Johnson v. Knowlton

Shepley, C. J.

—*• This suit appears to have been commenced to recover compensation for services performed and money expended for floating logs in Sandy river. It is stated in the report of the case to have been admitted before arbitrators, that the services had been performed and the expenditures made by the plaintiff; and that the only objections made to his account were, that the price charged for services was too high, and that he and the defendants were co-partners.

In defence it appeared, that the plaintiff and defendants executed mutual bonds on February 23, 1852, containing recitals, that differences had arisen between the parties concerning the purchase of certain timber lands, “and a lum*470bering operation upon the same, including the running the lumber and all other demands and incidental expenses growing out of the entire operationand by which the parties “ agreed to submit and refer the said differences and all other demands between the said parties of whatsoever nature” to three persons as arbitrators, who after hearing the parties, made their award in writing on April 10, 1852, by which they determined, “ that neither of said parties is indebted to the other.”

It appeared, that other arbitration bonds were executed on the same day between the plaintiff and David Ingham of the one part and the defendants of the other part, and between David Ingham of the one part and the defendants of the other part; and that their respective claims were submitted to the decision of the same arbitrators; and that they were all heard during the same session of the arbitrators, who at that time made an award in each of the three cases.

The plaintiff’s counsel at the trial of this case insisted, “ that the awards were all to be taken together and might explain each otherand testimony was “ offered to prove, that no claim at said hearing was presented in favor of David Ingham and said plaintiff for running or driving the lumber in the Sandy river, and that the labor performed by plaintiff was upon hire by the day, and money paid out and expenses incurred in driving said lumber was by contract with defendants,” “ which evidence was ruled out by the Court.”

. It does not appear, that the presiding Judge expressed any opinion upon the positions asserted by the counsel further than to exclude the testimony offered ; and, the decision according to the conclusion oí the report must be made upon the correctness of the rulings at the trial,

The testimony, offered to prove that the plaintiff and Ingham did not present to the arbitrators any claim for running lumber, could have no tendency to prove, that the plaintiff’s claim for such services was not fully and fairly considered and decided by the arbitrators.
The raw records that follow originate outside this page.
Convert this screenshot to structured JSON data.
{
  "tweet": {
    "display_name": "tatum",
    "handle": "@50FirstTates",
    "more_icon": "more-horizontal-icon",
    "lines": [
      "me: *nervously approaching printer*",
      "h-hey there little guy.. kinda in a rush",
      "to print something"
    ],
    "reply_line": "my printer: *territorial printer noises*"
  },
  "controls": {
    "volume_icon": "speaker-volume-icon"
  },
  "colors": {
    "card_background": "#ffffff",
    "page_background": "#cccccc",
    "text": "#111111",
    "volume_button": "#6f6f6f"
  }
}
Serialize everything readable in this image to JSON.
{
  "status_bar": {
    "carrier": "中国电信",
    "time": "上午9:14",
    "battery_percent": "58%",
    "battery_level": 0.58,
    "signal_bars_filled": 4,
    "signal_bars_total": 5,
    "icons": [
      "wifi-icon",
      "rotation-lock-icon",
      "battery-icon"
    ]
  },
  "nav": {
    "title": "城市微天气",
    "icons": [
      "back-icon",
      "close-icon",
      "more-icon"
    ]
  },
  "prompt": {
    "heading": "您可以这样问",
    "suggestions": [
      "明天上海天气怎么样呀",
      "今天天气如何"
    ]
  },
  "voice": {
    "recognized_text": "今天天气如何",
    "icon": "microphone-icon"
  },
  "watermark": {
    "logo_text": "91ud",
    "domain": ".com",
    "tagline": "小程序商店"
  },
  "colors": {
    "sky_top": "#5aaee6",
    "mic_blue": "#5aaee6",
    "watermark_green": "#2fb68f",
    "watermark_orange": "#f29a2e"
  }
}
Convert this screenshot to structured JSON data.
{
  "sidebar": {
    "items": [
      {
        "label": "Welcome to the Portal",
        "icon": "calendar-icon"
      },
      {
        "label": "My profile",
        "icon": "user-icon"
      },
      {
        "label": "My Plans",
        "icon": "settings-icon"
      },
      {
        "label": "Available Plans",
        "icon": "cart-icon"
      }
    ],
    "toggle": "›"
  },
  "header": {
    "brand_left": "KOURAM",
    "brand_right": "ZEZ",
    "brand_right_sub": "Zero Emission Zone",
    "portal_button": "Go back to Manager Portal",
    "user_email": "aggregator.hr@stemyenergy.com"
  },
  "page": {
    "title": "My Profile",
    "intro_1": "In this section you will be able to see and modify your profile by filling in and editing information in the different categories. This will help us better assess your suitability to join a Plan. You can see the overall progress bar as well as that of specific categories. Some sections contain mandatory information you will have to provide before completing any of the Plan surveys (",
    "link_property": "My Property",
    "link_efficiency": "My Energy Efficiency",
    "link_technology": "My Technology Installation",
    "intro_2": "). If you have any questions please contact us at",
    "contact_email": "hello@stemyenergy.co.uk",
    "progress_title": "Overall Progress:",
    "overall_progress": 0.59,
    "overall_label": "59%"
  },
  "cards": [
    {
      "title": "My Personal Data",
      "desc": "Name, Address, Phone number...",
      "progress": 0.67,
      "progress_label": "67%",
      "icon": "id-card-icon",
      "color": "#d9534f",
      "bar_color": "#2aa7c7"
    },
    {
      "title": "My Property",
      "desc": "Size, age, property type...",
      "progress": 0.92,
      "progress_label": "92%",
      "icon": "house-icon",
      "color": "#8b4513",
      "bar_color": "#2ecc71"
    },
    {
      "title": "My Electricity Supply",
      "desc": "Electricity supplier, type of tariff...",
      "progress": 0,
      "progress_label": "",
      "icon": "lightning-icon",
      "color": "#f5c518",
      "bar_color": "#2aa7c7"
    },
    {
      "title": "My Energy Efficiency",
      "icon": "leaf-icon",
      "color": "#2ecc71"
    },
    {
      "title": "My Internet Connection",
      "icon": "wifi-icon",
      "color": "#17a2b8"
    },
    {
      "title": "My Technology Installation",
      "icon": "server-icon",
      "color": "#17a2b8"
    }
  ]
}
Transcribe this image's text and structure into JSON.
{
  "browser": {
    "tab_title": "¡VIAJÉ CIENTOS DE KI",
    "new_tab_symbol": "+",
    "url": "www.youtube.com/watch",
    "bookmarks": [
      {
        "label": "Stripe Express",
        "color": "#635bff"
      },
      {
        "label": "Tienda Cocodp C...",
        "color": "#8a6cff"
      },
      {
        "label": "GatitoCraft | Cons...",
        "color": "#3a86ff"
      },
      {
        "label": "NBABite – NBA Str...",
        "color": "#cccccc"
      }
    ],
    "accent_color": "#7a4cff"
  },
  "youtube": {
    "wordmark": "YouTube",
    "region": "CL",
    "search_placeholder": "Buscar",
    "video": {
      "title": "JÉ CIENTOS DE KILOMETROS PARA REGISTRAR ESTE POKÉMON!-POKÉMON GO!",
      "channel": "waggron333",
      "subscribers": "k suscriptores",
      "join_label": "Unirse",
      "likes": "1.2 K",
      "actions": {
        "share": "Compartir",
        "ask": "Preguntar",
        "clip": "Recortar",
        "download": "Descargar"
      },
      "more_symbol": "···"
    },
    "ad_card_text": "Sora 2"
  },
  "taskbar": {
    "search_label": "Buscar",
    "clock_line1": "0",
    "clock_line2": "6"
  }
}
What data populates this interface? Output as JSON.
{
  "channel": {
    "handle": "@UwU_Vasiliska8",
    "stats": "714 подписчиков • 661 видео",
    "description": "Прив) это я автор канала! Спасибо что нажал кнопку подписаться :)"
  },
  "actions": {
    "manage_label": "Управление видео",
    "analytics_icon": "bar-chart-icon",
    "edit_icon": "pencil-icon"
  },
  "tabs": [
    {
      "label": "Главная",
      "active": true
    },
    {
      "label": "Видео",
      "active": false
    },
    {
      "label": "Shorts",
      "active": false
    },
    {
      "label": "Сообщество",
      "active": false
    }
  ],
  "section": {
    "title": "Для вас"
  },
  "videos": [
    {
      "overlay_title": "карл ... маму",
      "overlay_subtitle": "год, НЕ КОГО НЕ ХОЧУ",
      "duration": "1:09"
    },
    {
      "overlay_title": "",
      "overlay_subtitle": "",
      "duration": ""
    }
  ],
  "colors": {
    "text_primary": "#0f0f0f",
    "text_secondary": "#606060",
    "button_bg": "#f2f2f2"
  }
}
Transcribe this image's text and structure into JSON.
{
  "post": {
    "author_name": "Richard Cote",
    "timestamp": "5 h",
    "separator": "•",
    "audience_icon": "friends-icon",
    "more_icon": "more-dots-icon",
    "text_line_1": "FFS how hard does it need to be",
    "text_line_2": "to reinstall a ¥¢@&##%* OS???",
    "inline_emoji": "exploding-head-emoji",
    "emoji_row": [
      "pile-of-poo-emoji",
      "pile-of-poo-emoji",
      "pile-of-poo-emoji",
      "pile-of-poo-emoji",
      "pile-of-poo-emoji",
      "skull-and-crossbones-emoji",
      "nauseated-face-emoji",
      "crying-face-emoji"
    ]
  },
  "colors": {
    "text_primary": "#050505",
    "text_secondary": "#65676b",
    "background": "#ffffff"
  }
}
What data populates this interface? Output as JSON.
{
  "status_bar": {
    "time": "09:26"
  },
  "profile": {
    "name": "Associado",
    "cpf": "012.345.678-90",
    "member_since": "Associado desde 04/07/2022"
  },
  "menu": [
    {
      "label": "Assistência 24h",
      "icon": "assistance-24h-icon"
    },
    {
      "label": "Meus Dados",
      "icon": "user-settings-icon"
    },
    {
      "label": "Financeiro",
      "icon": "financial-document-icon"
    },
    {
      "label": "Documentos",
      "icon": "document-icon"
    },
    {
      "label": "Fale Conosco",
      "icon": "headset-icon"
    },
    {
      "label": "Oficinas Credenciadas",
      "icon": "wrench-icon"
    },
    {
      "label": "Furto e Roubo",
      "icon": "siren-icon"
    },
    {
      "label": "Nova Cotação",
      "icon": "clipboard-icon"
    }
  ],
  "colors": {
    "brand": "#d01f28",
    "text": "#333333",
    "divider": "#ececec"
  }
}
Nor would the testimony offered to prove, that the plaintiff performed his labor “ upon hire by *471the day,” and that “ the money paid out and expenses incurred was by contract with the defendants,” have any such tendency. This might all be true and yet upon a full and impartial hearing he might not be entitled to recover any thing from the defendants. For it appears, that they contended, that he was a partner with them in the business; and the report states, that “ other accounts were presented as partnership accounts.”

The paper E, subscribed by all the parties concerned in the three awards and bearing date on February 22, 1852, also admits that they all had accounts for running, driving and marking the lumber.” It does not therefore follow, that any injustice was done to the plaintiff or that his claims were not fully considered and decided, because the defendants were not found to be indebted to him, although no claim was presented by him and Ingham jointly for like services.

The plaintiff also “ offered evidence to prove, that there was due plaintiff and Ingham for hauling the timber, for driving which this action is brought, the amount of §1400, for the purpose of showing, that the papers marked B and C were applicable to that debt, which evidence was rejected by the Court.” The papers referred to were of no importance to the defence, which rested upon the conclusiveness of the award.

Testimony to prove, that they ought not to he allowed in this suit in set-off could have no influence to relieve the plaintiff’s claim from the effect of the award upon it.

The testimony offered and not received, having no tendency to prove, that the plaintiff’s claim was not considered and decided by the arbitrators without partiality or fraud was properly excluded.

The presiding Judge was requested “ to rule that the evidence introduced shew, that all matters submitted to arbitrators were not adjudicated upon by them, and that the award on that account was void.” Without objecting that this required the Court to decide a matter of fact, it may be ob*472served, that no testimony has been noticed or pointed out authorizing the Court to come to such a conclusion.

The Judge was further requested to rule, “ that the fact of so large an account being admitted to be due to the plaintiff from the defendants, as aforesaid, and the referees awarding, that nothing was due the plaintiff from defendants, furnish evidence, from which the jury might infer such a degree of partiality on the part of the referees as would render the award void,” which ruling the Court refused.

A fatal objection to a compliance with this request is, that it would authorize the jury to decide the case upon a part and not upon the whole of the testimony introduced.

It is quite apparent also, that the arbitrators might have conducted with perfect fairness and impartiality, without finding any thing due to the plaintiff on an account for services admitted to have been performed, by finding that he was a partner with the defendants, and that upon a fair adjustment of all the partnership concerns the defendants were not indebted to him. Plaintiff nonsuit.

Tenney, Howard and Appleton, J. J., concurred.